Jack Ü feat. Justin Bieber, "Where Are Ü Now? (2015)
Justin Bieber's redemption tour started with this song. He wrote it initially as a piano ballad, and that intimacy is likely what makes this record connect. The beat was deceptively simple for 'EDM'—so much so that the New York Times did a deep dive into all the moving parts… And then it won a Grammy.—D.R.

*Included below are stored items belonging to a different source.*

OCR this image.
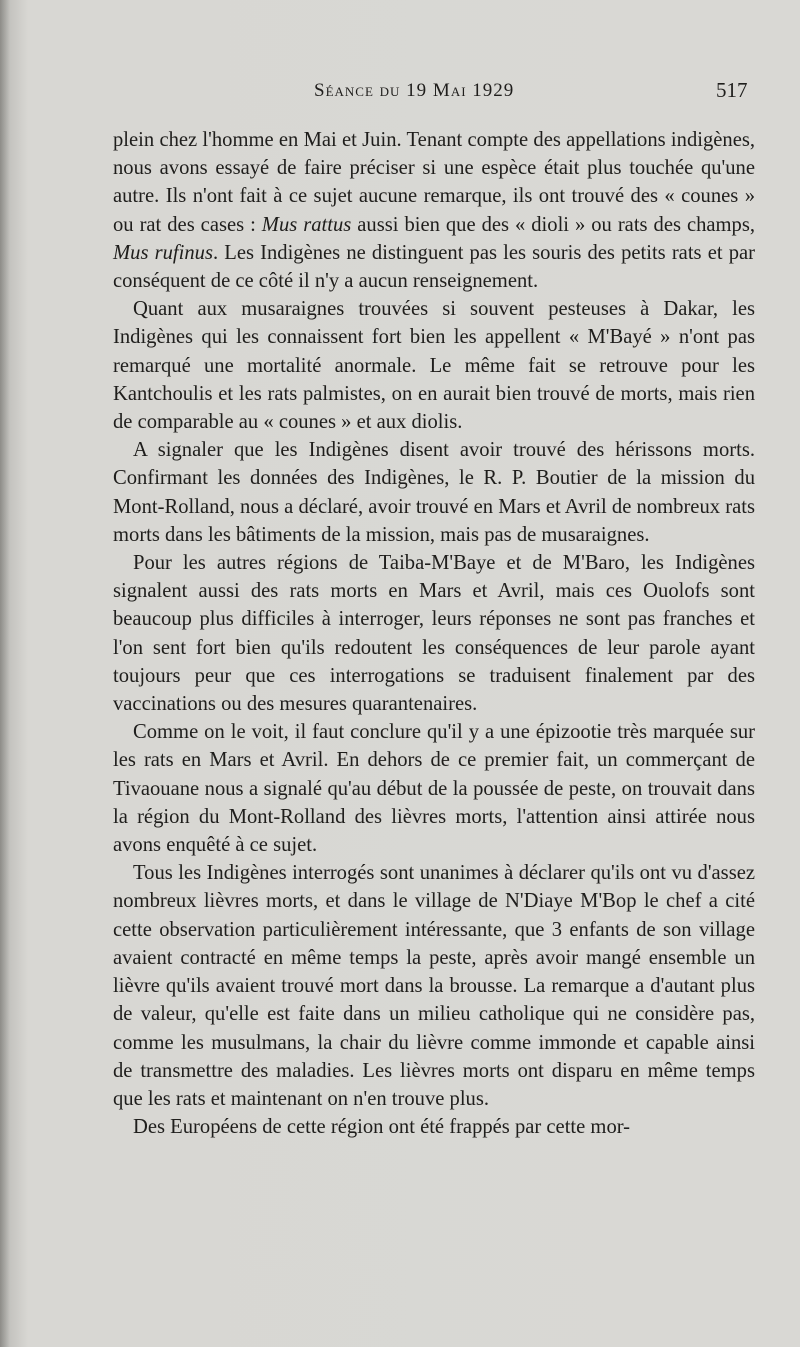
Séance du 19 Mai 1929	517

plein chez l'homme en Mai et Juin. Tenant compte des appellations indigènes, nous avons essayé de faire préciser si une espèce était plus touchée qu'une autre. Ils n'ont fait à ce sujet aucune remarque, ils ont trouvé des « counes » ou rat des cases : Mus rattus aussi bien que des « dioli » ou rats des champs, Mus rufinus. Les Indigènes ne distinguent pas les souris des petits rats et par conséquent de ce côté il n'y a aucun renseignement.

Quant aux musaraignes trouvées si souvent pesteuses à Dakar, les Indigènes qui les connaissent fort bien les appellent « M'Bayé » n'ont pas remarqué une mortalité anormale. Le même fait se retrouve pour les Kantchoulis et les rats palmistes, on en aurait bien trouvé de morts, mais rien de comparable au « counes » et aux diolis.

A signaler que les Indigènes disent avoir trouvé des hérissons morts. Confirmant les données des Indigènes, le R. P. Boutier de la mission du Mont-Rolland, nous a déclaré, avoir trouvé en Mars et Avril de nombreux rats morts dans les bâtiments de la mission, mais pas de musaraignes.

Pour les autres régions de Taiba-M'Baye et de M'Baro, les Indigènes signalent aussi des rats morts en Mars et Avril, mais ces Ouolofs sont beaucoup plus difficiles à interroger, leurs réponses ne sont pas franches et l'on sent fort bien qu'ils redoutent les conséquences de leur parole ayant toujours peur que ces interrogations se traduisent finalement par des vaccinations ou des mesures quarantenaires.

Comme on le voit, il faut conclure qu'il y a une épizootie très marquée sur les rats en Mars et Avril. En dehors de ce premier fait, un commerçant de Tivaouane nous a signalé qu'au début de la poussée de peste, on trouvait dans la région du Mont-Rolland des lièvres morts, l'attention ainsi attirée nous avons enquêté à ce sujet.

Tous les Indigènes interrogés sont unanimes à déclarer qu'ils ont vu d'assez nombreux lièvres morts, et dans le village de N'Diaye M'Bop le chef a cité cette observation particulièrement intéressante, que 3 enfants de son village avaient contracté en même temps la peste, après avoir mangé ensemble un lièvre qu'ils avaient trouvé mort dans la brousse. La remarque a d'autant plus de valeur, qu'elle est faite dans un milieu catholique qui ne considère pas, comme les musulmans, la chair du lièvre comme immonde et capable ainsi de transmettre des maladies. Les lièvres morts ont disparu en même temps que les rats et maintenant on n'en trouve plus.

Des Européens de cette région ont été frappés par cette mor-
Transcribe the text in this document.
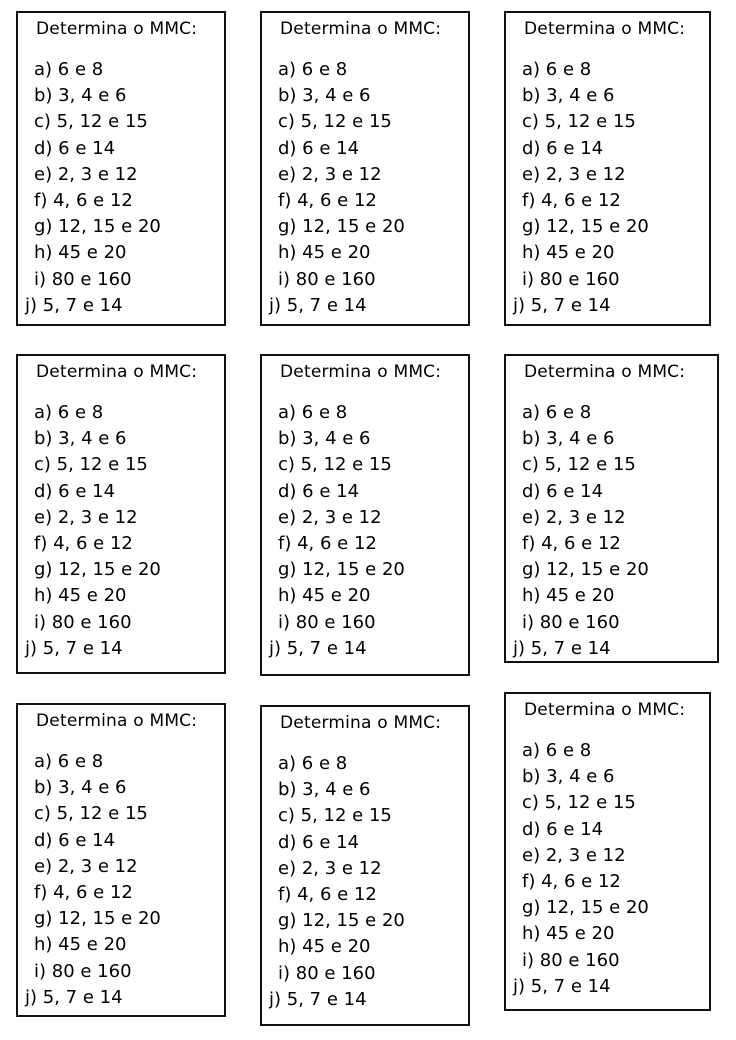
Determina o MMC:
a) 6 e 8
b) 3, 4 e 6
c) 5, 12 e 15
d) 6 e 14
e) 2, 3 e 12
f) 4, 6 e 12
g) 12, 15 e 20
h) 45 e 20
i) 80 e 160
j) 5, 7 e 14
Determina o MMC:
a) 6 e 8
b) 3, 4 e 6
c) 5, 12 e 15
d) 6 e 14
e) 2, 3 e 12
f) 4, 6 e 12
g) 12, 15 e 20
h) 45 e 20
i) 80 e 160
j) 5, 7 e 14
Determina o MMC:
a) 6 e 8
b) 3, 4 e 6
c) 5, 12 e 15
d) 6 e 14
e) 2, 3 e 12
f) 4, 6 e 12
g) 12, 15 e 20
h) 45 e 20
i) 80 e 160
j) 5, 7 e 14
Determina o MMC:
a) 6 e 8
b) 3, 4 e 6
c) 5, 12 e 15
d) 6 e 14
e) 2, 3 e 12
f) 4, 6 e 12
g) 12, 15 e 20
h) 45 e 20
i) 80 e 160
j) 5, 7 e 14
Determina o MMC:
a) 6 e 8
b) 3, 4 e 6
c) 5, 12 e 15
d) 6 e 14
e) 2, 3 e 12
f) 4, 6 e 12
g) 12, 15 e 20
h) 45 e 20
i) 80 e 160
j) 5, 7 e 14
Determina o MMC:
a) 6 e 8
b) 3, 4 e 6
c) 5, 12 e 15
d) 6 e 14
e) 2, 3 e 12
f) 4, 6 e 12
g) 12, 15 e 20
h) 45 e 20
i) 80 e 160
j) 5, 7 e 14
Determina o MMC:
a) 6 e 8
b) 3, 4 e 6
c) 5, 12 e 15
d) 6 e 14
e) 2, 3 e 12
f) 4, 6 e 12
g) 12, 15 e 20
h) 45 e 20
i) 80 e 160
j) 5, 7 e 14
Determina o MMC:
a) 6 e 8
b) 3, 4 e 6
c) 5, 12 e 15
d) 6 e 14
e) 2, 3 e 12
f) 4, 6 e 12
g) 12, 15 e 20
h) 45 e 20
i) 80 e 160
j) 5, 7 e 14
Determina o MMC:
a) 6 e 8
b) 3, 4 e 6
c) 5, 12 e 15
d) 6 e 14
e) 2, 3 e 12
f) 4, 6 e 12
g) 12, 15 e 20
h) 45 e 20
i) 80 e 160
j) 5, 7 e 14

David Guetta feat. Nicki Minaj, Bebe Rexha and Afrojack, "Hey Mama" (2015)
When the worlds of hip-hop and EDM clashed last year, the result was a never-ending listening session. Other than its success on the chart, David Guetta, Afrojack and Nicki Minaj’s “Hey Mama” lived on the airwaves, commercials, music video rotations, eardrums and everything in between. But going past the playbacks, the song itself proved a point in breaking down the bubble of the word that separates art: Genre. Best believe that.—R.B.